Signs that a widespread European debt crisis could be averted helped send stocks up Monday.
French banks agreed to accept slower repayment of Greece's debt, giving Greece more time to meet its other financial obligations. French banks hold $21.3 billion in Greek government debt. Greek lawmakers also began to debate more budget-cutting measures. Greece's parliament needs to pass the new austerity plan this week before the country can receive a $17 billion installment from a rescue package arranged last year.
The U.S. government, meanwhile, said that spending by consumers decreased in May, after adjusting for inflation. April's figures were also revised downward, revealing the first decline since January 2010. Consumer spending accounts for 70 percent of economic activity.
Gas prices nearing $4 per gallon in late April and early May curtailed spending on retail goods such as televisions and clothes. Since then, gas prices have fallen to a national average of $3.57 per gallon. Oil prices have declined steeply over the last few weeks, which should eventually translate into even lower pump prices. Analysts say lower gas prices could help boost consumer spending in other areas in the coming months.
The Dow Jones industrial average rose 108.98 points, or 0.9 percent, to close at 12,043.56. The Standard & Poor's 500 index rose 11.65, or 0.9 percent, to 1,280.10. The Nasdaq composite index rose 35.39, or 1.3 percent, to 2,688.28.
Analysts said the rally was stronger than the economic news would suggest in part because many traders invest when indexes hit certain pre-determined price levels.
In this case, the key number is 1,257 -- the S&P's break-even figure for the year, said Todd Salamone, director of research at Schaeffer's Investment Research. The S&P approached that level in March and again earlier this month. Both times, the market rallied as so-called technical traders poured into the market.
The Monday morning rally was driven by "a combination of trading on that [break-even] level and a catalyst, the situation in Europe," Salamone said. "Whether we sustain it is another question."

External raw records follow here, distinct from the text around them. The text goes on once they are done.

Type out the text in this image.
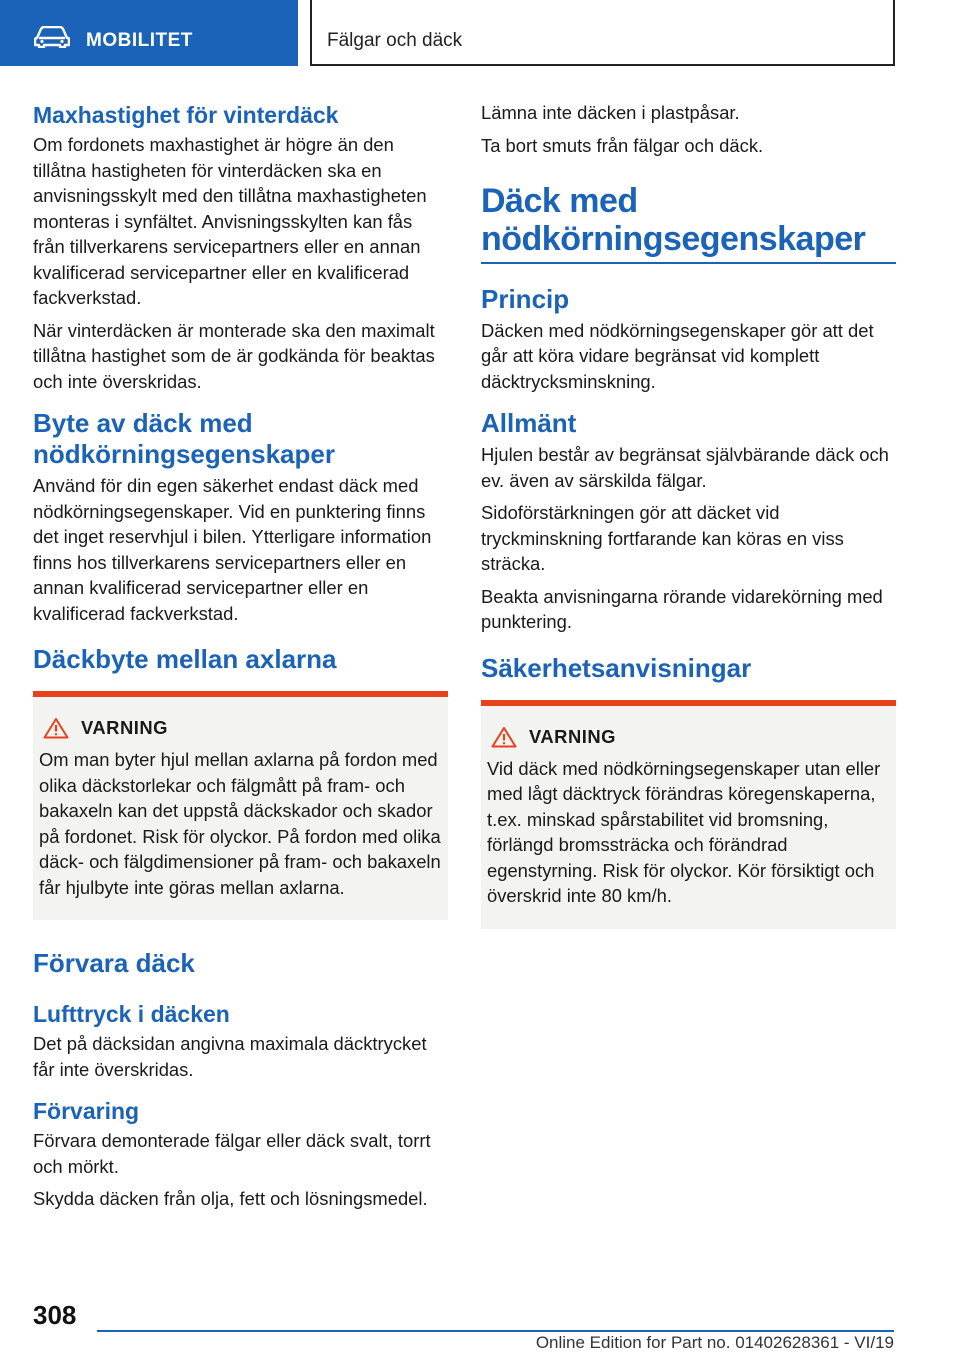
MOBILITET	Fälgar och däck
Maxhastighet för vinterdäck

Om fordonets maxhastighet är högre än den tillåtna hastigheten för vinterdäcken ska en anvisningsskylt med den tillåtna maxhastigheten monteras i synfältet. Anvisningsskylten kan fås från tillverkarens servicepartners eller en annan kvalificerad servicepartner eller en kvalificerad fackverkstad.

När vinterdäcken är monterade ska den maximalt tillåtna hastighet som de är godkända för beaktas och inte överskridas.

Byte av däck med nödkörningsegenskaper

Använd för din egen säkerhet endast däck med nödkörningsegenskaper. Vid en punktering finns det inget reservhjul i bilen. Ytterligare information finns hos tillverkarens servicepartners eller en annan kvalificerad servicepartner eller en kvalificerad fackverkstad.

Däckbyte mellan axlarna
VARNING

Om man byter hjul mellan axlarna på fordon med olika däckstorlekar och fälgmått på fram- och bakaxeln kan det uppstå däckskador och skador på fordonet. Risk för olyckor. På fordon med olika däck- och fälgdimensioner på fram- och bakaxeln får hjulbyte inte göras mellan axlarna.

Förvara däck
Lufttryck i däcken

Det på däcksidan angivna maximala däcktrycket får inte överskridas.

Förvaring

Förvara demonterade fälgar eller däck svalt, torrt och mörkt.

Skydda däcken från olja, fett och lösningsmedel.

Lämna inte däcken i plastpåsar.

Ta bort smuts från fälgar och däck.

Däck med nödkörningsegenskaper
Princip

Däcken med nödkörningsegenskaper gör att det går att köra vidare begränsat vid komplett däcktrycksminskning.

Allmänt

Hjulen består av begränsat självbärande däck och ev. även av särskilda fälgar.

Sidoförstärkningen gör att däcket vid tryckminskning fortfarande kan köras en viss sträcka.

Beakta anvisningarna rörande vidarekörning med punktering.

Säkerhetsanvisningar
VARNING

Vid däck med nödkörningsegenskaper utan eller med lågt däcktryck förändras köregenskaperna, t.ex. minskad spårstabilitet vid bromsning, förlängd bromssträcka och förändrad egenstyrning. Risk för olyckor. Kör försiktigt och överskrid inte 80 km/h.

308
Online Edition for Part no. 01402628361 - VI/19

Stocks rose broadly. All 10 industry groups in the S&P were higher, with financials, information technology and retail stocks showing the strongest gains.
Amazon.com Inc. rose 4.5 percent to $201.25, making it the top-performing company in the S&P 500. Morgan Stanley analysts said the online retailer should benefit from expanding international sales in places like Japan and Germany, where densely populated cities leave little room for large, low-price retail stores.

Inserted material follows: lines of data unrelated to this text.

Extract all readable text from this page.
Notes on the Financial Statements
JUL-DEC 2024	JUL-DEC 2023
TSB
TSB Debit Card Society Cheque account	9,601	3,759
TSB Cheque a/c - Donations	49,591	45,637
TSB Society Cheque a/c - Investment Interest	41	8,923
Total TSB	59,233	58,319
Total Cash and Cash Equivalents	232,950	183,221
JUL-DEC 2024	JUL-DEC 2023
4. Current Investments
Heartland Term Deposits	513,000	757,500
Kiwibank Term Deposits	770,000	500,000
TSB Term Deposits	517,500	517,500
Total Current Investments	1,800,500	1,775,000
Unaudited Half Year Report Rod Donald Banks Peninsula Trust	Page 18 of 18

Shares of electronics maker Molex Inc. fell 4 percent, the most in the S&P, after analysts with Ticonderoga Securities downgraded the stock to "sell" from "neutral." They said the slow economy has hurt demand for tech gadgets like the smart phones that Molex manufactures.

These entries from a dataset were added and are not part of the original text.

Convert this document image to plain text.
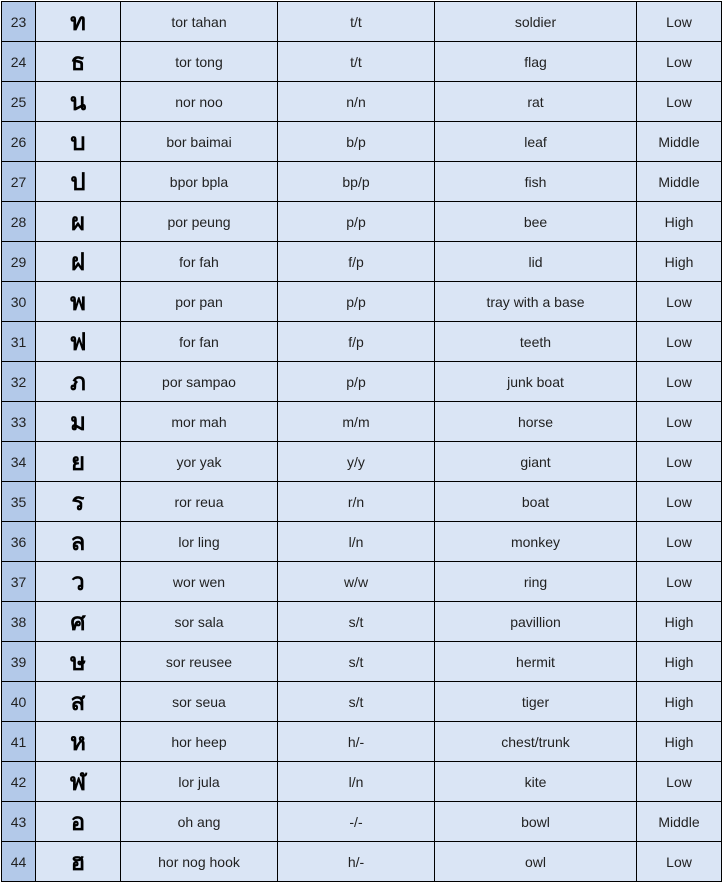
23	ท	tor tahan	t/t	soldier	Low
24	ธ	tor tong	t/t	flag	Low
25	น	nor noo	n/n	rat	Low
26	บ	bor baimai	b/p	leaf	Middle
27	ป	bpor bpla	bp/p	fish	Middle
28	ผ	por peung	p/p	bee	High
29	ฝ	for fah	f/p	lid	High
30	พ	por pan	p/p	tray with a base	Low
31	ฟ	for fan	f/p	teeth	Low
32	ภ	por sampao	p/p	junk boat	Low
33	ม	mor mah	m/m	horse	Low
34	ย	yor yak	y/y	giant	Low
35	ร	ror reua	r/n	boat	Low
36	ล	lor ling	l/n	monkey	Low
37	ว	wor wen	w/w	ring	Low
38	ศ	sor sala	s/t	pavillion	High
39	ษ	sor reusee	s/t	hermit	High
40	ส	sor seua	s/t	tiger	High
41	ห	hor heep	h/-	chest/trunk	High
42	ฬ	lor jula	l/n	kite	Low
43	อ	oh ang	-/-	bowl	Middle
44	ฮ	hor nog hook	h/-	owl	Low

Broad markets have dropped for seven of the past eight weeks as traders received a string of dismal economic data showing that the recovery is slowing. The Dow sank 1 percent Friday, and the S&P 1.2 percent. The Nasdaq lost 1.3 percent.
The S&P and the Dow both are down 7 percent since they hit their highs for the year on April 29. However, the Dow is still up 4 percent for the year, and the S&P is up 1.8 percent. At the end of June last year, the Dow was down 6.3 percent and the S&P 7.6 percent. The Dow finished the year up 14 percent, the S&P up 12.8 percent.
Europe's debt problems have weighed on global markets in recent weeks, with major indexes reacting daily to the news about Greece's progress toward a second bailout loan package. If Greece defaults, the fear is, investors will lose faith in the financial strength of other countries that have borrowed heavily or hold billions in Greek debt. That could lead to a credit crunch -- when banks virtually stopped lending to one another -- similar to what sparked the broader financial crisis after the investment bank Lehman Brothers collapsed in 2008.
More than two stocks rose for every one that fell on the New York Stock Exchange. Consolidated trading volume was 3.3 billion shares, lighter than average.